We suspect that if HMRC continues with its current intention to publish employer data, it will be inundated with poor quality and unsubstantiated calls and online reports of fraud. We are already receiving feedback that the fraud hotline is under pressure and there can be long waiting times before getting through to an adviser. This will undoubtedly become more acute if HMRC start to publish employer data.




Again, we acknowledge the speed with which HMRC has implemented the COVID support schemes.


However, in dealing with these schemes, as well as itself coping with the impacts of COVID, there has been a detrimental impact on normal business processes, particularly around levels of service to taxpayers and their agents. For example, in 2020/21 the average speed of answering phone calls has constantly been in excess of eight minutes and peaking at nearly fifteen minutes (against a five minute target) with typically over a third of customers waiting over ten minutes, despite a greater than 30% reduction in calls as compared to 2019/20.[6] We are also receiving reports of a larger than normal number of calls being disconnected by HMRC before getting through to an adviser (so not reflected in the above statistics), and delays in many other areas.

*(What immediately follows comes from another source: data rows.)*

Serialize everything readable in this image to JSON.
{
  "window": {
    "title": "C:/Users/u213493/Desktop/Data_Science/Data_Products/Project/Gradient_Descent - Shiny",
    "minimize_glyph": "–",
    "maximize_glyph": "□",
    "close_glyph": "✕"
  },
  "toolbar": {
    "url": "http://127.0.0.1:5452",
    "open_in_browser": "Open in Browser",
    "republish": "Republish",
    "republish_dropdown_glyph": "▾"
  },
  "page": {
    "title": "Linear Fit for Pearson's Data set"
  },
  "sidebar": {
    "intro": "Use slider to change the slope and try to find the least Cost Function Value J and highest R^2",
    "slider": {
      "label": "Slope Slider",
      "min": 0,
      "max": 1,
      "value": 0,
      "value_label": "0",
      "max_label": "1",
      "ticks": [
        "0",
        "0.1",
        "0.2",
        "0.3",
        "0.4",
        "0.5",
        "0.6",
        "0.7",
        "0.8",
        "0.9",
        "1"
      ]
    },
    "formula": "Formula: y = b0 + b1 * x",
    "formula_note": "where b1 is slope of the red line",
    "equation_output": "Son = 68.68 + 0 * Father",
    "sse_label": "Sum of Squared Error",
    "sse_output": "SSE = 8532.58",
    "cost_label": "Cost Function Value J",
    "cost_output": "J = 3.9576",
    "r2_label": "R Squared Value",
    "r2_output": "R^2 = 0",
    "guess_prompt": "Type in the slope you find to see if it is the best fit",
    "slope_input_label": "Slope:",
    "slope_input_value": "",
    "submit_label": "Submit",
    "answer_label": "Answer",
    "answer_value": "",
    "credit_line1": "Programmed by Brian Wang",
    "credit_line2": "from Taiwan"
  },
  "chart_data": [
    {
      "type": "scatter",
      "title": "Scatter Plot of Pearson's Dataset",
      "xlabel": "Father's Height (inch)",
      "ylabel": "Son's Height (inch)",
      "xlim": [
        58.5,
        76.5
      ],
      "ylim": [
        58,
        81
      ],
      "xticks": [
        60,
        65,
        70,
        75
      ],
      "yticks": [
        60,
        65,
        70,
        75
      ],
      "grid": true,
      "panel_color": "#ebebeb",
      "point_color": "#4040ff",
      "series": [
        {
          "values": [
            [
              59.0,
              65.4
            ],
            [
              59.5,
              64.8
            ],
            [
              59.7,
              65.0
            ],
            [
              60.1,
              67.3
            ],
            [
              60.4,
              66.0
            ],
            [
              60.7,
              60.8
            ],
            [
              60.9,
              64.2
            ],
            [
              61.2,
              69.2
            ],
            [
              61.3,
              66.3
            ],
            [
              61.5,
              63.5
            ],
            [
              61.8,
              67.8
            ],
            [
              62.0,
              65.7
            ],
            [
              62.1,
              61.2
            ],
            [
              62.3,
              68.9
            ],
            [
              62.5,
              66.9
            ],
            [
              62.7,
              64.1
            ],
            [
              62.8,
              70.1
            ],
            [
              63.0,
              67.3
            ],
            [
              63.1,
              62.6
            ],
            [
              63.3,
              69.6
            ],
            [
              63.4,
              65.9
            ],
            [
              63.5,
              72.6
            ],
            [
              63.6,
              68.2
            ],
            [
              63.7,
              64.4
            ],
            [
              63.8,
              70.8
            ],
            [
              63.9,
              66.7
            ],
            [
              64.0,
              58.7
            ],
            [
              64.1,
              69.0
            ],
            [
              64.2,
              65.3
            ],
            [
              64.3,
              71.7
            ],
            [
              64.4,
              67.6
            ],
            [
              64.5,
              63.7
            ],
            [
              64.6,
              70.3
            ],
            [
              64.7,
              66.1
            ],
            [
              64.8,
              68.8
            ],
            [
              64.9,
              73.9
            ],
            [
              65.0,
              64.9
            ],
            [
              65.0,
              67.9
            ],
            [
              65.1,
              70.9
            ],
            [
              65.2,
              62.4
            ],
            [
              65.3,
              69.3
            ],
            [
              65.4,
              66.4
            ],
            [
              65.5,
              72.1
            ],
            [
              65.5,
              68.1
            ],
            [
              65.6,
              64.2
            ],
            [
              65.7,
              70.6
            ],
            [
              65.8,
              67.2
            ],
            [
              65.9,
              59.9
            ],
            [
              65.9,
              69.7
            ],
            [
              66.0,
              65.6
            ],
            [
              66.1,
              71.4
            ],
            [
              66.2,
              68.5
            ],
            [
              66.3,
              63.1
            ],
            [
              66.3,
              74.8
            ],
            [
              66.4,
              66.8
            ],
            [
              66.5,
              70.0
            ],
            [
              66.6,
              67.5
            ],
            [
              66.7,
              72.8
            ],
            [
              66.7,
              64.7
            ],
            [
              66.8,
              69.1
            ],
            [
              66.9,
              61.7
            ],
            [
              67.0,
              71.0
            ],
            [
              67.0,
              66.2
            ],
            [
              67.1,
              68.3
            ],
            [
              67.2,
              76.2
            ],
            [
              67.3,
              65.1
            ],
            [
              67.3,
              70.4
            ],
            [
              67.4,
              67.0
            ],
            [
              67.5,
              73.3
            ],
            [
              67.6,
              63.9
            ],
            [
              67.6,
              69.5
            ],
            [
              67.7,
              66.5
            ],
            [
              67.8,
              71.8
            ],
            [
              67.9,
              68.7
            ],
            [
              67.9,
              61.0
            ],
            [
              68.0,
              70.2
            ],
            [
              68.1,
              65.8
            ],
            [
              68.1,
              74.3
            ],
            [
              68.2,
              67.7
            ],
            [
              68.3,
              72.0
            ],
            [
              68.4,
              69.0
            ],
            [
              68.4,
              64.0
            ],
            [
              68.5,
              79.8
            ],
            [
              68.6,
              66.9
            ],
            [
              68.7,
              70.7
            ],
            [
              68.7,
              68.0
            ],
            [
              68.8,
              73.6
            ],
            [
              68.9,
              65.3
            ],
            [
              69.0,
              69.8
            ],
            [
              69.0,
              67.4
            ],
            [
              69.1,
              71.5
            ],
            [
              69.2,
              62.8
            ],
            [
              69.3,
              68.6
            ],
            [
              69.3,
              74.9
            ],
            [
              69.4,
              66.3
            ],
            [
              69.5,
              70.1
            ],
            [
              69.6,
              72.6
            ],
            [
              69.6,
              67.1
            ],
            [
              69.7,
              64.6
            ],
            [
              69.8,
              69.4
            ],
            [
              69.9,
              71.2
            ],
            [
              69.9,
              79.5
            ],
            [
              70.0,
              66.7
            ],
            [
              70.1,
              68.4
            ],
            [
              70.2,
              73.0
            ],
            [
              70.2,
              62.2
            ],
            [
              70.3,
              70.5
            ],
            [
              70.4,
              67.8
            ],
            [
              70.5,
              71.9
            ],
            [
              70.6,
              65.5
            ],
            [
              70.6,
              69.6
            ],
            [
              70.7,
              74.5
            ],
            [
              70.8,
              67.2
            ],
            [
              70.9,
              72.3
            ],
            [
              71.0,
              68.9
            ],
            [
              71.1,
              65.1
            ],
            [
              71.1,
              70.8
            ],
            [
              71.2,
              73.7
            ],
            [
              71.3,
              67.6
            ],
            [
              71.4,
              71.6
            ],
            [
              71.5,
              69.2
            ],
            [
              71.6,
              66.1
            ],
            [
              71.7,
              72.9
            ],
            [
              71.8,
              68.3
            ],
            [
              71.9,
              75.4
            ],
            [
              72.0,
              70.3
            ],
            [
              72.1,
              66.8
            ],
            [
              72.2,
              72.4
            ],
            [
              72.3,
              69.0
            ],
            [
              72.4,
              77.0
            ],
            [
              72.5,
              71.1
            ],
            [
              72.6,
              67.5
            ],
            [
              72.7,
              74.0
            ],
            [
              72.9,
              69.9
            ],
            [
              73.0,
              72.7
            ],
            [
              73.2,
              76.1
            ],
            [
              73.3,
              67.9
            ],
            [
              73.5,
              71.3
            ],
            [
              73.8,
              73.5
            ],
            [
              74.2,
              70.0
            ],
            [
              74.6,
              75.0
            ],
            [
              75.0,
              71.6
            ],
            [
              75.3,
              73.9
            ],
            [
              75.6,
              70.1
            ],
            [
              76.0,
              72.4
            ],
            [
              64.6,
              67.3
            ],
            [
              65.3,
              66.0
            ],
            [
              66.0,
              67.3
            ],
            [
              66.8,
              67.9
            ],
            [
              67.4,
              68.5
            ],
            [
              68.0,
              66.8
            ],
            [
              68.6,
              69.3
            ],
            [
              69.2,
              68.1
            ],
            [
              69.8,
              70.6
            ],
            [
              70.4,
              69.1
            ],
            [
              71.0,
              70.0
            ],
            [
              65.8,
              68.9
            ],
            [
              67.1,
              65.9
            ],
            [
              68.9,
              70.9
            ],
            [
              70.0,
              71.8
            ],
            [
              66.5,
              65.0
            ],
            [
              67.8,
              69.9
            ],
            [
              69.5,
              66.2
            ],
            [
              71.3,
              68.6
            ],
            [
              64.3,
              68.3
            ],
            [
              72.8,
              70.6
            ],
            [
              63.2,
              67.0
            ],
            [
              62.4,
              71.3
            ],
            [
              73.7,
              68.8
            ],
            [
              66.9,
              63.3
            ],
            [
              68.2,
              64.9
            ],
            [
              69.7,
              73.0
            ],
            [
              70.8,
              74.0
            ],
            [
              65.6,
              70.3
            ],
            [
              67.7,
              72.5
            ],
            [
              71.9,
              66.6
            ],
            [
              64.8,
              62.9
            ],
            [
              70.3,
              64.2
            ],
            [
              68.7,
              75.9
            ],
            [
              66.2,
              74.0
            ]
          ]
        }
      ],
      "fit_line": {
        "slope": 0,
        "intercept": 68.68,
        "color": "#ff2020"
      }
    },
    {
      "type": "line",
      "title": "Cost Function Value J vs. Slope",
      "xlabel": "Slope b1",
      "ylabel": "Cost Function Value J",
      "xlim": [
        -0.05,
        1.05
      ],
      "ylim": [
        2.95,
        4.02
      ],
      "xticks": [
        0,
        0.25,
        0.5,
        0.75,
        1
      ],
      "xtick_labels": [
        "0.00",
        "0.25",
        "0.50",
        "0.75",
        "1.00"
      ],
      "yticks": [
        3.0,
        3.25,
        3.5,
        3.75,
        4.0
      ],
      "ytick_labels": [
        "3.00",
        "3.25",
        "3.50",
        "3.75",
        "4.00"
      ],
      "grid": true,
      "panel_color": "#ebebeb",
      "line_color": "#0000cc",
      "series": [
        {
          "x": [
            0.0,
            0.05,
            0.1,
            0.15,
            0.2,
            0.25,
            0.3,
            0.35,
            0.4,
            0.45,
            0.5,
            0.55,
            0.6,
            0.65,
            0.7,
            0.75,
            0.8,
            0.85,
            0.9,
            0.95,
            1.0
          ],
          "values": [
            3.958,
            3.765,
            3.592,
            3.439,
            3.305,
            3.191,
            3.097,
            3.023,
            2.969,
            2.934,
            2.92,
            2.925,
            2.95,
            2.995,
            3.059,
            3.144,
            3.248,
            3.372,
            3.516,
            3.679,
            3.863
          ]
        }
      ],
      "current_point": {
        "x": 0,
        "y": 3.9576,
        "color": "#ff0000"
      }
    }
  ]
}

It is important that HMRC recognise, and act upon, three aspects of this:

  • Businesses and their agents are themselves coping with working in an unfamiliar manner, which may impact on their own productivity.
  • Businesses are implementing, and agents are advising on, the various COVID support schemes, which for many is also impacting on their ‘business as usual’ activity.
  • The difficulties in getting through to HMRC, and / or obtaining necessary information, are making it more difficult to comply with their tax obligations.

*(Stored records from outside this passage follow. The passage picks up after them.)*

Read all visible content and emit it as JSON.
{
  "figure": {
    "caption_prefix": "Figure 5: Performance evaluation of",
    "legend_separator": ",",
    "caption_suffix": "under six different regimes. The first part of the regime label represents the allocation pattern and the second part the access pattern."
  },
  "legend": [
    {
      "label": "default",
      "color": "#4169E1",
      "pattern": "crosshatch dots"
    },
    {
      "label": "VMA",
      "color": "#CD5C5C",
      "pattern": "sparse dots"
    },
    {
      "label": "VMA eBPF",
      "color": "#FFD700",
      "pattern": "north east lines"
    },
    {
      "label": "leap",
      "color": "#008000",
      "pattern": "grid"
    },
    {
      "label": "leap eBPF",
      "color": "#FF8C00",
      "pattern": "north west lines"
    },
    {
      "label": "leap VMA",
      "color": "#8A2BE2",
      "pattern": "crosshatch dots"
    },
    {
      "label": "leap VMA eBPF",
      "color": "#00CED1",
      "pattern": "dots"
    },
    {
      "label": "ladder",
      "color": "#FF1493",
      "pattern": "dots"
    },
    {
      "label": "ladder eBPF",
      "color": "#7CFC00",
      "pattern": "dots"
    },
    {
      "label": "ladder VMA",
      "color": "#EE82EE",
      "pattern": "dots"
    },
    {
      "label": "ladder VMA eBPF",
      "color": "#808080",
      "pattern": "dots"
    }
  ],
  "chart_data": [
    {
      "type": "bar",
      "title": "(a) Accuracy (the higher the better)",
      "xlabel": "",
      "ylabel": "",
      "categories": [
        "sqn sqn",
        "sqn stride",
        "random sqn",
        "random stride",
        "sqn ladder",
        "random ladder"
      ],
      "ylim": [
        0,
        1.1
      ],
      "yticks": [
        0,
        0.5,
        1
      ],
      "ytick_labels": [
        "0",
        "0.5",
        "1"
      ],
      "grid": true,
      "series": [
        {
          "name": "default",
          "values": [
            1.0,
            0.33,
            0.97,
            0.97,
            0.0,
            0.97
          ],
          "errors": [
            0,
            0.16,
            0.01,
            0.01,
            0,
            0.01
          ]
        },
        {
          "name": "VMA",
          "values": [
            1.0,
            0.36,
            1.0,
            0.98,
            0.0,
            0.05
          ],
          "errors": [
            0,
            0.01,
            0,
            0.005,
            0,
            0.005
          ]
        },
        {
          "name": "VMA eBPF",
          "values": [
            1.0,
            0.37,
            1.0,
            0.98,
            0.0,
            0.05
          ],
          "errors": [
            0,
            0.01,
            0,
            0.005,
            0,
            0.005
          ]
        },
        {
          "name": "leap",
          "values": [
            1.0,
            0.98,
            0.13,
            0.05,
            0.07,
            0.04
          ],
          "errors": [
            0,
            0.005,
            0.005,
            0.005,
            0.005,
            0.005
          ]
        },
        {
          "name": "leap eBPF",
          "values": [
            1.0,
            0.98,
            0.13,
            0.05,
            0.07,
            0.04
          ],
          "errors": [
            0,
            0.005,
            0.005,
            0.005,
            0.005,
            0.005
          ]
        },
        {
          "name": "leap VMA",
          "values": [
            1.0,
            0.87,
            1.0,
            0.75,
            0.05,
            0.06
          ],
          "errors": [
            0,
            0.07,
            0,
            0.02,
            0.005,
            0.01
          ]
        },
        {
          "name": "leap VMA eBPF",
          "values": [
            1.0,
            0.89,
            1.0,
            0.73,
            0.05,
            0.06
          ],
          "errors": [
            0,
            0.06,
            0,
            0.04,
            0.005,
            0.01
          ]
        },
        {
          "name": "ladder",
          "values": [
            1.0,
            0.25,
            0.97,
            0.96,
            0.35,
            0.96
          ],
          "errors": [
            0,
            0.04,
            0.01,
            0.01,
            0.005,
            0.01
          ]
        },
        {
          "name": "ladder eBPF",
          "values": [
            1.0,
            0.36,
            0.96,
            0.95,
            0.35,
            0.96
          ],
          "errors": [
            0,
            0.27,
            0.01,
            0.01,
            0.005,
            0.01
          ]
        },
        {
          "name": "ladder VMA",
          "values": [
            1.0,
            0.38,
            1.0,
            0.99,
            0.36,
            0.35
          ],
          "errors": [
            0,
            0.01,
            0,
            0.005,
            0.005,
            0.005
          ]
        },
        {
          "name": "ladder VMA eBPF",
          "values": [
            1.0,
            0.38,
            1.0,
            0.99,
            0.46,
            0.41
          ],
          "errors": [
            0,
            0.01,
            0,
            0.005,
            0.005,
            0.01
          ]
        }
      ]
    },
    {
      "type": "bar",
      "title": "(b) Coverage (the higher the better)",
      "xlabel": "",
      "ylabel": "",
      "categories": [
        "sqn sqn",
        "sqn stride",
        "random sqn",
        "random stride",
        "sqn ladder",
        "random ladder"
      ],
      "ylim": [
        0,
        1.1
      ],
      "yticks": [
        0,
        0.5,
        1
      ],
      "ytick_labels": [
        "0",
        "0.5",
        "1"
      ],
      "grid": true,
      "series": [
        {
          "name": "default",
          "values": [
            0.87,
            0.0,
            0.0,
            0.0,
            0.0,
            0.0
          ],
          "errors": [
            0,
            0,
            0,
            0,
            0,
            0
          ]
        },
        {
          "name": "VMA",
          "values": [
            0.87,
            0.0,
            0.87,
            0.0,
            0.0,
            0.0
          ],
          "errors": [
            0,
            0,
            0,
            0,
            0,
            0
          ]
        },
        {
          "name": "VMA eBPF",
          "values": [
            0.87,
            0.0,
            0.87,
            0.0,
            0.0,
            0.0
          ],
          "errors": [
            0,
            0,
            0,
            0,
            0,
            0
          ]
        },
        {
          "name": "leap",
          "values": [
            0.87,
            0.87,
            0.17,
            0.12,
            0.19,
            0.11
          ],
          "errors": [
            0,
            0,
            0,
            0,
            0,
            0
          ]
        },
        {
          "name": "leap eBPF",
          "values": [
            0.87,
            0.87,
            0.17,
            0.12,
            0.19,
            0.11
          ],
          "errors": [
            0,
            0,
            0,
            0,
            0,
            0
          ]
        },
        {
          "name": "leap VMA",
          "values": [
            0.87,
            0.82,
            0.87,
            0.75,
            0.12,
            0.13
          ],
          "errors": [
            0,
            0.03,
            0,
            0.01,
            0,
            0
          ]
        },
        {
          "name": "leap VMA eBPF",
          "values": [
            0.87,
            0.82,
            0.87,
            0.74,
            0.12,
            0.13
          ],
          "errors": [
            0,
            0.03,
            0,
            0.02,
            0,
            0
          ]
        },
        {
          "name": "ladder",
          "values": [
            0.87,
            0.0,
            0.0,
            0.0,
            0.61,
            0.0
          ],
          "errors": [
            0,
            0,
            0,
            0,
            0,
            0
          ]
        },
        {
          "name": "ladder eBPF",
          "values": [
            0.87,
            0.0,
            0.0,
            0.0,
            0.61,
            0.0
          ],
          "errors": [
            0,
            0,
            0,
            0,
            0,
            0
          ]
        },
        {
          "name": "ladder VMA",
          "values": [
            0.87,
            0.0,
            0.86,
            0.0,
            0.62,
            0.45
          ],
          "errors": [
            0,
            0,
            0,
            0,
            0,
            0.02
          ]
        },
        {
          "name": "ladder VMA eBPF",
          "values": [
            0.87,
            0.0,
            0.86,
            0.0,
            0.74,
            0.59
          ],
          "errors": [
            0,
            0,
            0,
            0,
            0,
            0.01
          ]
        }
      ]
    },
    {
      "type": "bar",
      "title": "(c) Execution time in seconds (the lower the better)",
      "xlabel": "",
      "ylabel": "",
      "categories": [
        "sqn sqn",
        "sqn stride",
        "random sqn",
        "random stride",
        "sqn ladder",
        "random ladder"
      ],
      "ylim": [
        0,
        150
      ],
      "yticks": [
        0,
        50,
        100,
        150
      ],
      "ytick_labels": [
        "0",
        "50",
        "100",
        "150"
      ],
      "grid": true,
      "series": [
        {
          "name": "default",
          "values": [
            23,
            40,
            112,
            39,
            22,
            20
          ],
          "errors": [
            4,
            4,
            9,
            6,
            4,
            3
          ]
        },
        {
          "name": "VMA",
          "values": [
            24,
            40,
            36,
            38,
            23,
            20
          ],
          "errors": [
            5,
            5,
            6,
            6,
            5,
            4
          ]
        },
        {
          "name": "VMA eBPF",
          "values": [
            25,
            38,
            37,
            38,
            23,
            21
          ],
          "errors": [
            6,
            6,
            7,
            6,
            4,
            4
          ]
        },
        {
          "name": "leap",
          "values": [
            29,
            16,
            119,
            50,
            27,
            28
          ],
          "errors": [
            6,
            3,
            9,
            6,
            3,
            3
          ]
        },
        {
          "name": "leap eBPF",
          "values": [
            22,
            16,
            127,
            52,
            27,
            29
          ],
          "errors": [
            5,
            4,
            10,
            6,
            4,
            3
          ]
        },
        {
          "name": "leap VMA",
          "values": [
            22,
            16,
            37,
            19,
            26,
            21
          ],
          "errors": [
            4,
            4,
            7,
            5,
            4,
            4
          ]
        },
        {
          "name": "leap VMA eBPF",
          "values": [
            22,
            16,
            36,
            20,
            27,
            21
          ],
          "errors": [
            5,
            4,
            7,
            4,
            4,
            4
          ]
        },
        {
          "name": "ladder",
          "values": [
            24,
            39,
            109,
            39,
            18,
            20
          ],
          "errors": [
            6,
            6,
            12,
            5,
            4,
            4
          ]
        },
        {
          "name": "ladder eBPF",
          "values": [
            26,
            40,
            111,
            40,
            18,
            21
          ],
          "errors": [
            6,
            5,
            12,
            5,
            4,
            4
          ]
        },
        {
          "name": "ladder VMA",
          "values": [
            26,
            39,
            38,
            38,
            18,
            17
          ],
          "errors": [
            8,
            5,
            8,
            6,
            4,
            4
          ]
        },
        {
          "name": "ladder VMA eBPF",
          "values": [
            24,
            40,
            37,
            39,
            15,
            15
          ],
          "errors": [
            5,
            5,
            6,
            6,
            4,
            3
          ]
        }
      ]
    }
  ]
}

It is against this backdrop that we have called for leniency on penalties; particularly in relation to the Self-Assessment deadline, but also in a wider context around compliance obligations generally. We are grateful for the steps which HMRC have already taken to ease compliance (eg use of electronic communication, scanned documents etc), and that they are keeping deadlines and penalties under active consideration. It is important that HMRC are not perceived as able to miss deadlines and targets themselves, with no consequences, while not extending the same considerations to taxpayers.


December 2020




[1] See Table 1.1 https://www.gov.uk/government/publications/spending-review-2020-documents/spending-review-2020#responding-to-covid-19-1

[2] See for example https://www.msn.com/en-gb/news/uknews/tottenham-u-turn-on-decision-to-furlough-non-playing-staff-during-coronavirus-crisis/ar-BB12yzs1 and https://www.theguardian.com/business/2020/dec/13/accounting-giant-bdo-makes-u-turn-on-furlough-payback

[3] We note, for example, the ‘financial impact test’ which would have been required for larger employers claiming under the proposed Job Support Scheme.